Sunday, July 17, 2011

Nasturtiums and Crabgrass

           A cool breeze blows across the Temple grounds.  This morning quiet will soon be filled with voices and bodies as we’re having a work-day to prepare for our upcoming sesshin.   Earlier, the neighbors walked by as I was weeding one of the front gardens.  We greet each other warmly and talk about the weather.  They are wonderfully nice people, but we’ve only talked to them four or five times in the two years we’ve been here.  The Temple is like that – somehow private even in the midst of the city.
            But it’s the crabgrass I’m thinking about this morning.  Over the past week I’ve pulled out grand patches of it from the mulched areas around the rhododendrons in the front and still it keeps coming back.  I admire its easy tenacity and appreciate how it has filled in the bare patches in our nearby lawn.  Each tuft I pull this morning from among the brightly colored nasturtiums comes up with white threaded roots clinging gently to bits of mulch.  A shake or two and most is given back and I throw the slender green shoots into my weed bucket.

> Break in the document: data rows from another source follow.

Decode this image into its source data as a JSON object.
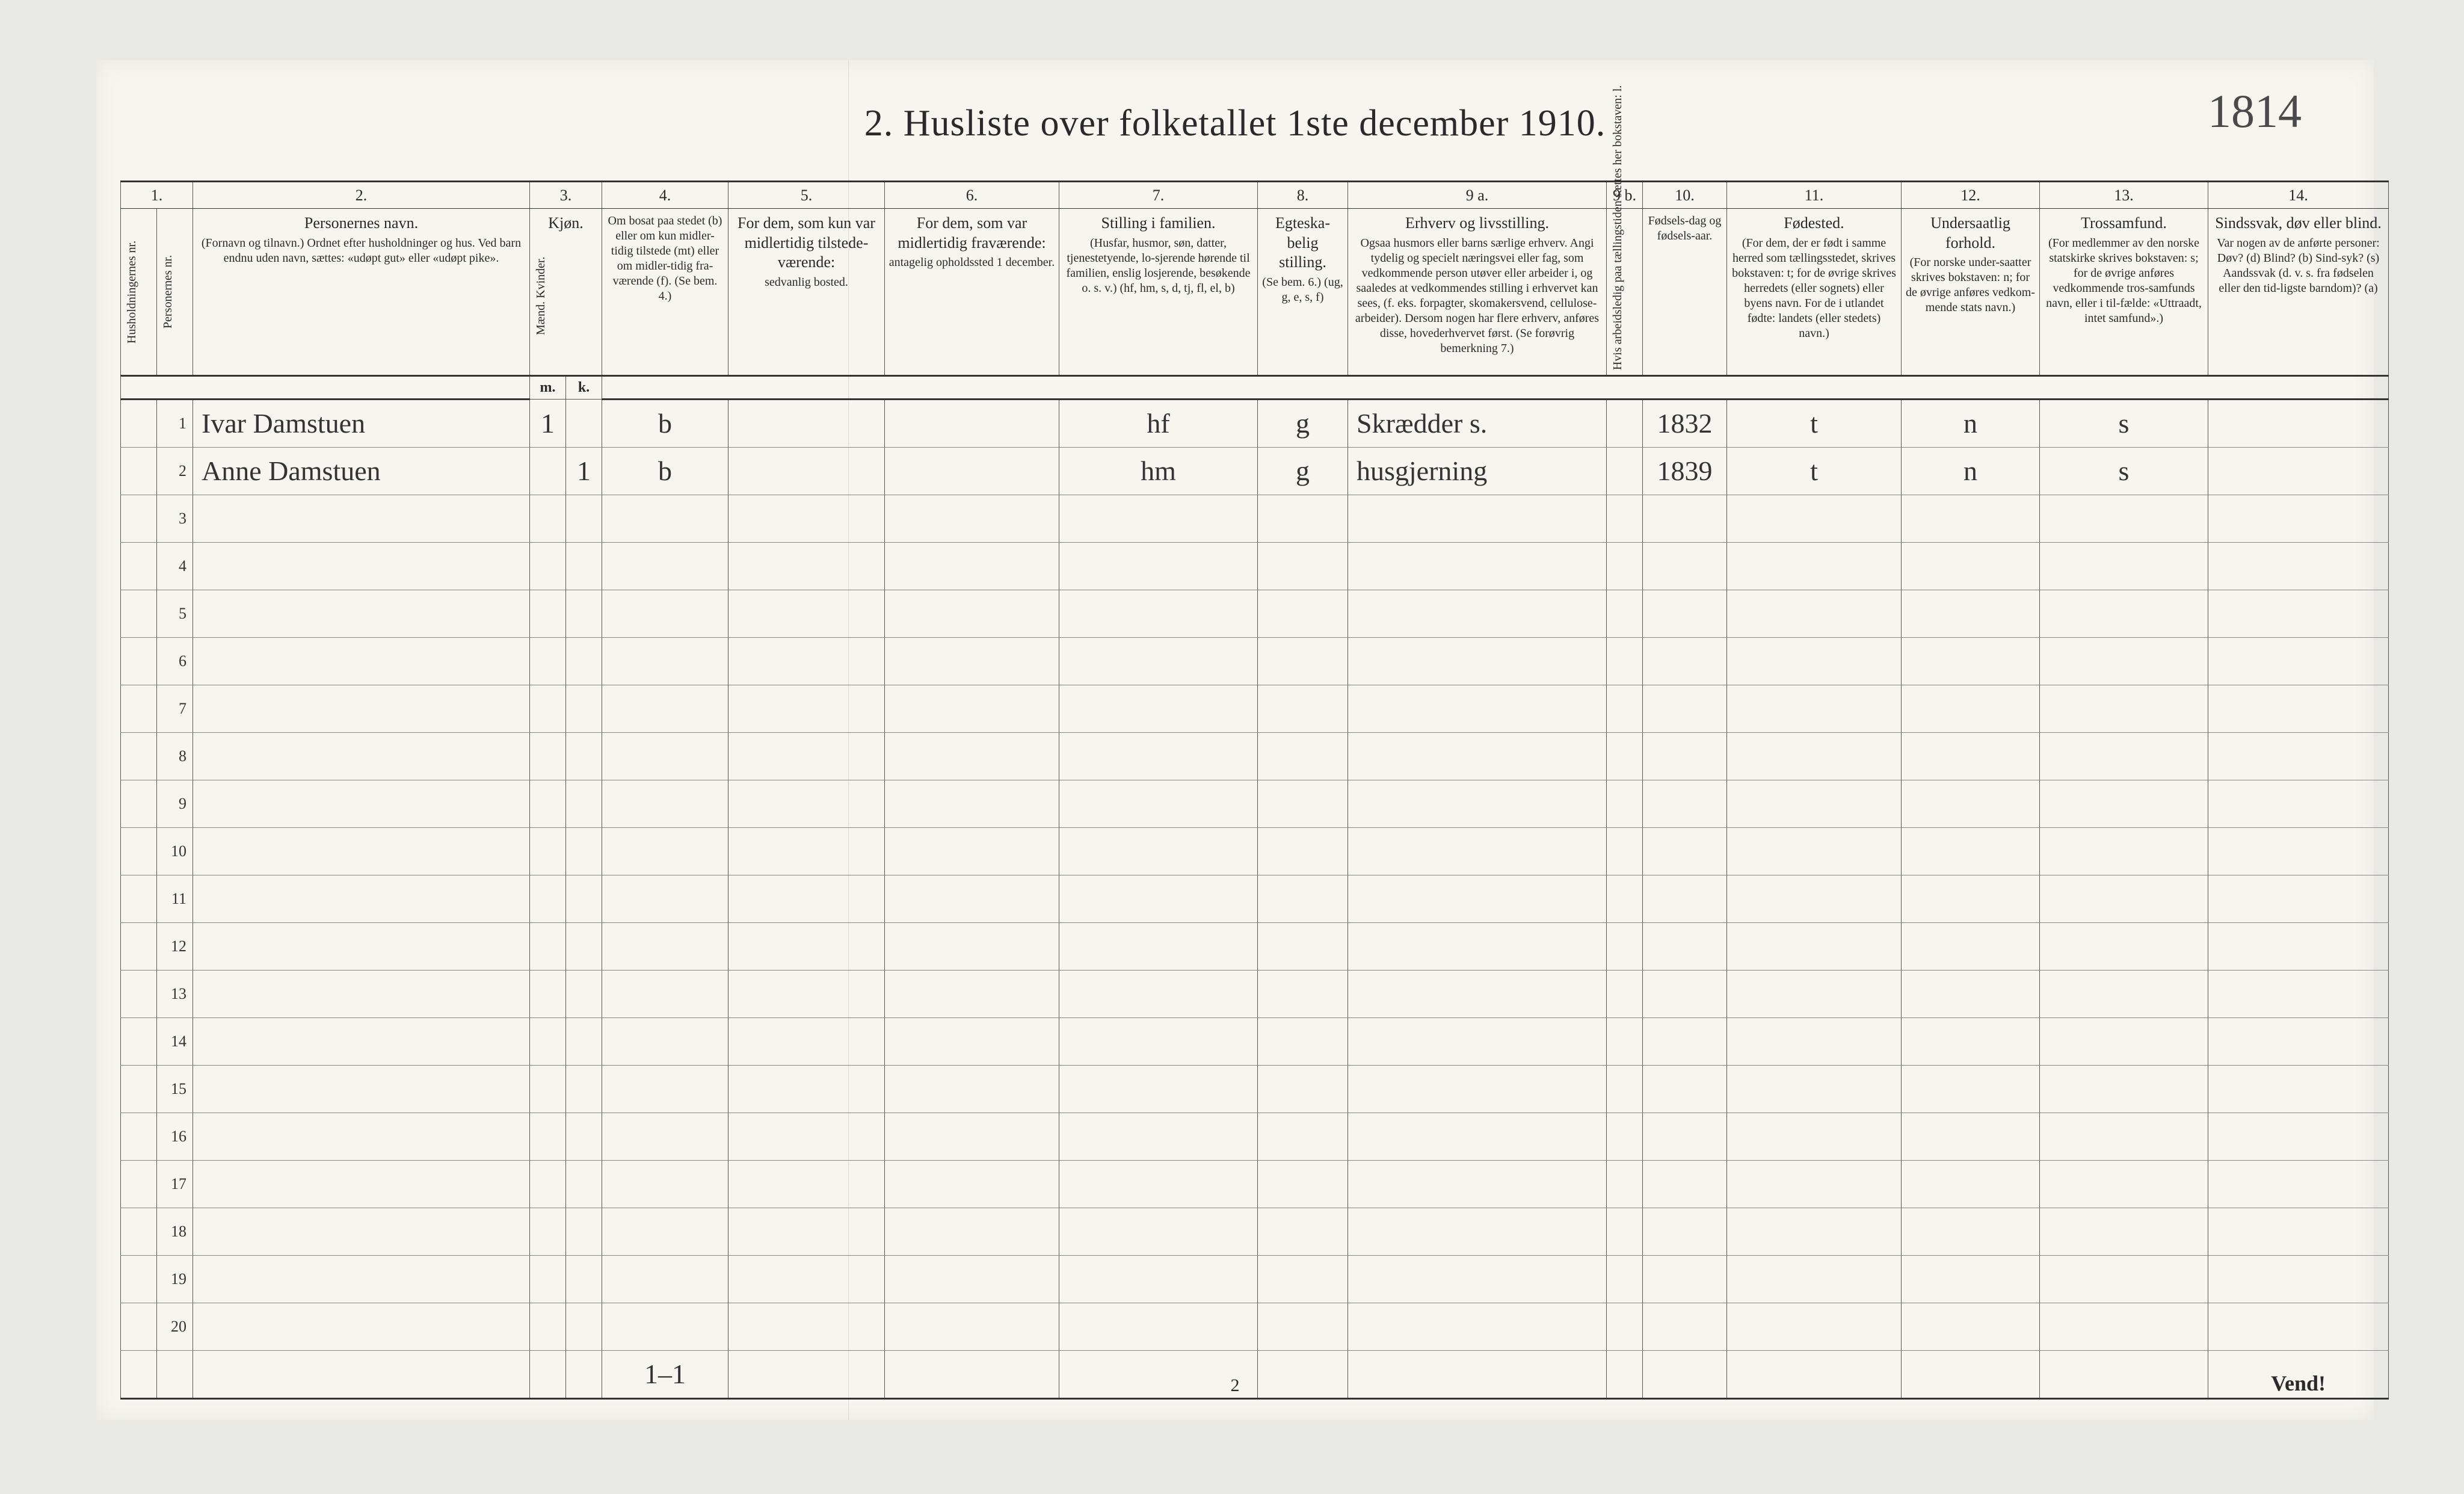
{
  "title": "2.  Husliste over folketallet 1ste december 1910.",
  "handnote_top": "1814",
  "page_number": "2",
  "vend": "Vend!",
  "footer_tally": "1–1",
  "colnums": [
    "1.",
    "2.",
    "3.",
    "4.",
    "5.",
    "6.",
    "7.",
    "8.",
    "9 a.",
    "9 b.",
    "10.",
    "11.",
    "12.",
    "13.",
    "14."
  ],
  "headers": {
    "c1a": "Husholdningernes nr.",
    "c1b": "Personernes nr.",
    "c2_title": "Personernes navn.",
    "c2_sub": "(Fornavn og tilnavn.) Ordnet efter husholdninger og hus. Ved barn endnu uden navn, sættes: «udøpt gut» eller «udøpt pike».",
    "c3_title": "Kjøn.",
    "c3_sub": "Mænd. Kvinder.",
    "c3_mk_m": "m.",
    "c3_mk_k": "k.",
    "c4_title": "Om bosat paa stedet (b) eller om kun midler-tidig tilstede (mt) eller om midler-tidig fra-værende (f). (Se bem. 4.)",
    "c5_title": "For dem, som kun var midlertidig tilstede-værende:",
    "c5_sub": "sedvanlig bosted.",
    "c6_title": "For dem, som var midlertidig fraværende:",
    "c6_sub": "antagelig opholdssted 1 december.",
    "c7_title": "Stilling i familien.",
    "c7_sub": "(Husfar, husmor, søn, datter, tjenestetyende, lo-sjerende hørende til familien, enslig losjerende, besøkende o. s. v.) (hf, hm, s, d, tj, fl, el, b)",
    "c8_title": "Egteska-belig stilling.",
    "c8_sub": "(Se bem. 6.) (ug, g, e, s, f)",
    "c9_title": "Erhverv og livsstilling.",
    "c9_sub": "Ogsaa husmors eller barns særlige erhverv. Angi tydelig og specielt næringsvei eller fag, som vedkommende person utøver eller arbeider i, og saaledes at vedkommendes stilling i erhvervet kan sees, (f. eks. forpagter, skomakersvend, cellulose-arbeider). Dersom nogen har flere erhverv, anføres disse, hovederhvervet først. (Se forøvrig bemerkning 7.)",
    "c9b": "Hvis arbeidsledig paa tællingstiden sættes her bokstaven: l.",
    "c10_title": "Fødsels-dag og fødsels-aar.",
    "c11_title": "Fødested.",
    "c11_sub": "(For dem, der er født i samme herred som tællingsstedet, skrives bokstaven: t; for de øvrige skrives herredets (eller sognets) eller byens navn. For de i utlandet fødte: landets (eller stedets) navn.)",
    "c12_title": "Undersaatlig forhold.",
    "c12_sub": "(For norske under-saatter skrives bokstaven: n; for de øvrige anføres vedkom-mende stats navn.)",
    "c13_title": "Trossamfund.",
    "c13_sub": "(For medlemmer av den norske statskirke skrives bokstaven: s; for de øvrige anføres vedkommende tros-samfunds navn, eller i til-fælde: «Uttraadt, intet samfund».)",
    "c14_title": "Sindssvak, døv eller blind.",
    "c14_sub": "Var nogen av de anførte personer: Døv? (d) Blind? (b) Sind-syk? (s) Aandssvak (d. v. s. fra fødselen eller den tid-ligste barndom)? (a)"
  },
  "rows": [
    {
      "n": "1",
      "name": "Ivar Damstuen",
      "m": "1",
      "k": "",
      "bosat": "b",
      "c5": "",
      "c6": "",
      "stilling": "hf",
      "egte": "g",
      "erhverv": "Skrædder s.",
      "c9b": "",
      "fodsel": "1832",
      "fodested": "t",
      "undersaat": "n",
      "tros": "s",
      "c14": ""
    },
    {
      "n": "2",
      "name": "Anne Damstuen",
      "m": "",
      "k": "1",
      "bosat": "b",
      "c5": "",
      "c6": "",
      "stilling": "hm",
      "egte": "g",
      "erhverv": "husgjerning",
      "c9b": "",
      "fodsel": "1839",
      "fodested": "t",
      "undersaat": "n",
      "tros": "s",
      "c14": ""
    }
  ],
  "blank_row_count": 18,
  "colors": {
    "page_bg": "#f6f5ef",
    "desk_bg": "#e8e8e4",
    "rule": "#555555",
    "ink": "#2a2a2a",
    "hand_ink": "#333333"
  }
}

            I feel quite productive when I’m weeding.  Aside from the fact that it’s an unending task, I find a gentle satisfaction in clearing the space.  I still don’t know how things grow – these trailing nasturtiums were round pea-like seeds and now manifest as crimson, orange, and golden flowers lurking amongst the pleasingly shaped round leaves.  They seem to wander randomly from the root stem, as if they were out to escape the inertial pull of their beginnings.  But I do sometimes know how to clear space – how to make room for what is yet to come.
            I suppose this is what our meditation is about – clearing some space in the busyness of our lives to allow the aliveness of the moment to reveal itself.  We can’t command it, but we can create conditions that seem to allow it to be known.  Sitting still and following the breath, sometimes the clutter of the mind fades away and some enormously shy presence allows itself to be seen.
            But too much talk of these grand concepts is like trying to tell the nasturtiums how to grow those delicate and tasty flowers.  They already know.  So I remind myself to appreciate the necessary little bit I am given to do and I go back to pulling the crab grass.